An Introduction to Commodity Trading Options
Trade commodity futures, as we know it today is said to have originated in In 17th century Japan, where rice was traded in future contracts. It was a time when farmers and buyers came together and decided to commit to each future prices of other appropriate conditions negotiated in exchange of grain for the money. For example, a distributor agreement to buy a ton of rice at the end of the month following at a certain price for a farmer. This would be ideal for both parties, as the farmer knows how much they get for their rice in advance, and the buyer can plan to raise the money needed for purchase. Contracts of this type became more and more popular and common, and were even used as collateral for borrowing. If the buyer could not accept delivery of the rice, which could sell the contract to another person. On the other hand, if the farmer could not deliver the commodity to be deliver the contract to another farmer. Thus began trading commodity futures, as we know it today.

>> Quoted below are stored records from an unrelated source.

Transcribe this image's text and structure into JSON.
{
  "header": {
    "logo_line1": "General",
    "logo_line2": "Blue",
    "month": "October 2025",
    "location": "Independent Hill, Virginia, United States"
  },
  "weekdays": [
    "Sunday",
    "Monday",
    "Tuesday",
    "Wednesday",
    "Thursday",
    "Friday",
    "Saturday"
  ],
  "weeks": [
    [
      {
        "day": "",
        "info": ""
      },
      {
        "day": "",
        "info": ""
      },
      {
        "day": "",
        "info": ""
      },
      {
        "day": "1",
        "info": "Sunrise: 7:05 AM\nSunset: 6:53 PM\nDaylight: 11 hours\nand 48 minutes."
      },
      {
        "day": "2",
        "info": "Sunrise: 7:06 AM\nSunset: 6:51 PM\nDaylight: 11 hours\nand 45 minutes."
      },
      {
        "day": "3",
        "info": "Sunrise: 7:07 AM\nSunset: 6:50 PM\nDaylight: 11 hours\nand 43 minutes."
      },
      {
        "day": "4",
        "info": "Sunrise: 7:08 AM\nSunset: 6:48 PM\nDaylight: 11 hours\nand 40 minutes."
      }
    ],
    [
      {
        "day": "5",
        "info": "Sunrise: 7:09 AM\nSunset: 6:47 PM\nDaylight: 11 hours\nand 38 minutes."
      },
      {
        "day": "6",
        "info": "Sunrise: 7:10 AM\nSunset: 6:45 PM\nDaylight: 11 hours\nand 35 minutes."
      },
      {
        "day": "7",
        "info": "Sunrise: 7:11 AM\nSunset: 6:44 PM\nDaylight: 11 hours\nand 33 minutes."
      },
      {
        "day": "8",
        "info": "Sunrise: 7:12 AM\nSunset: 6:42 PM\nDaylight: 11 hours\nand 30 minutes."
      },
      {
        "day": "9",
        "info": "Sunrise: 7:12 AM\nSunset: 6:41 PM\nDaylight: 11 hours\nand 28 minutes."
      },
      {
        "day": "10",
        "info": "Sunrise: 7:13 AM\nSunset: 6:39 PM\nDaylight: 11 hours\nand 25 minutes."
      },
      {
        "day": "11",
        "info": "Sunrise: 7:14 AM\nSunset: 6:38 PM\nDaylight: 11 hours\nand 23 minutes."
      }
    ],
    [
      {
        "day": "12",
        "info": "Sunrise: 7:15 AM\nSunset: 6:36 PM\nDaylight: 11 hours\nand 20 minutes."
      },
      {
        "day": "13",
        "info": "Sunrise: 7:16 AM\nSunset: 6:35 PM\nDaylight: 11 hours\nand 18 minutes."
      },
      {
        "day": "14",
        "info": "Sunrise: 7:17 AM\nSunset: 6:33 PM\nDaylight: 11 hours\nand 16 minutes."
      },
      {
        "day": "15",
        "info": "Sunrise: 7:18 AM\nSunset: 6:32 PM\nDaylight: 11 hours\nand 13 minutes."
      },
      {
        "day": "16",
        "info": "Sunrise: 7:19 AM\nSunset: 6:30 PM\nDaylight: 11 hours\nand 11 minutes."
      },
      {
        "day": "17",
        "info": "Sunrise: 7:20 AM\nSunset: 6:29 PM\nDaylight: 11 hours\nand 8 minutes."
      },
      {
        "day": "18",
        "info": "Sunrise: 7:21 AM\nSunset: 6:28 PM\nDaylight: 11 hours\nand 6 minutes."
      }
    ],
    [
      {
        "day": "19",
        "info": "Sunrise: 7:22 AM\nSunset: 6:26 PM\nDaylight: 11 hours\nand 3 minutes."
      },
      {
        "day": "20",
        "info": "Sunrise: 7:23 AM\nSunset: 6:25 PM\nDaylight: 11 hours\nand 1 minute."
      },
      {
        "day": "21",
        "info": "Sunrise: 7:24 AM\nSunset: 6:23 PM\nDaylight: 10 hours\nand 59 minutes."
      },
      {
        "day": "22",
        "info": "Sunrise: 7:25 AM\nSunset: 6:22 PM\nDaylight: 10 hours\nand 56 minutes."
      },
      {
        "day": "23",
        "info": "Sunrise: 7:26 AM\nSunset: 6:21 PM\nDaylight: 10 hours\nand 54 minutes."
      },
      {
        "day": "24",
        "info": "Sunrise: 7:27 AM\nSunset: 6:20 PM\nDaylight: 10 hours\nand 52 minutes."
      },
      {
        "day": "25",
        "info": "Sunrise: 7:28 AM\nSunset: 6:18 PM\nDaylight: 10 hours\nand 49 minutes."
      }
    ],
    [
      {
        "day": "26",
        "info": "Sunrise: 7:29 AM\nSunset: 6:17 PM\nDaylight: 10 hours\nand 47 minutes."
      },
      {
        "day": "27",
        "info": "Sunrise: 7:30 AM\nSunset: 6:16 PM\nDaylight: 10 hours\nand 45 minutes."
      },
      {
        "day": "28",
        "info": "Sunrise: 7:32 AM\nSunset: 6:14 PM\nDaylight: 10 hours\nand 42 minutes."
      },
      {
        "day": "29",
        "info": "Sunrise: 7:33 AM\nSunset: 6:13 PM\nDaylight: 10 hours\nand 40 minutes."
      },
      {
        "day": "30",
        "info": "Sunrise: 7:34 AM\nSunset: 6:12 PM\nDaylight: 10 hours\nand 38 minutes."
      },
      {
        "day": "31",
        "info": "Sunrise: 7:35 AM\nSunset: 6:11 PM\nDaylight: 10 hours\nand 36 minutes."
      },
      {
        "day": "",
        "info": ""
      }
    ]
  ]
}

What are commodity futures?
Today, most stock exchanges of commodity futures are created similarly. Normally, members to exchange real trade deals face to face on the floor. Stock is equity in a public company, and may be considered as long as you want, while trading futures contracts have a single life. In the past, people used the methods of futures trading in commodities in general, risks coverage and price fluctuations, or to take advantage of them, and not really buying into the product. The idea is that the contract requires delivery of goods within a certain predefined period of time unless it becomes null and void. The person buying the futures contract is trading in line to buy particular commodity at a fixed price at a given date. The person selling the futures contract trading undertakes to sell the commodity at a specified price at a date determined. As time passes, the contract price varies, and this brings about profit and loss in trade. The contract is usually settled before it expires and delivery usually does not occur. The entire trade is based on the idea that there will be no delivery, but can speculate on the price of commodities at a time in the future to make money. Trading commodity futures is conducted around the world now.
Different types of goods
There are many types of products traded in the international market. These can be very classified into the following:
- Precious metals like gold, platinum, silver, etc.
- Metals such as aluminum, copper, steel, etc.
- Agricultural products like rice, corn, oil, cotton, Wheat, etc.
- Soft commodities such as cocoa, coffee, tea, sugar, etc.
- Livestock as porkbellies, livestock, etc.
- Energy commodities like crude oil, gasoline, gas, etc.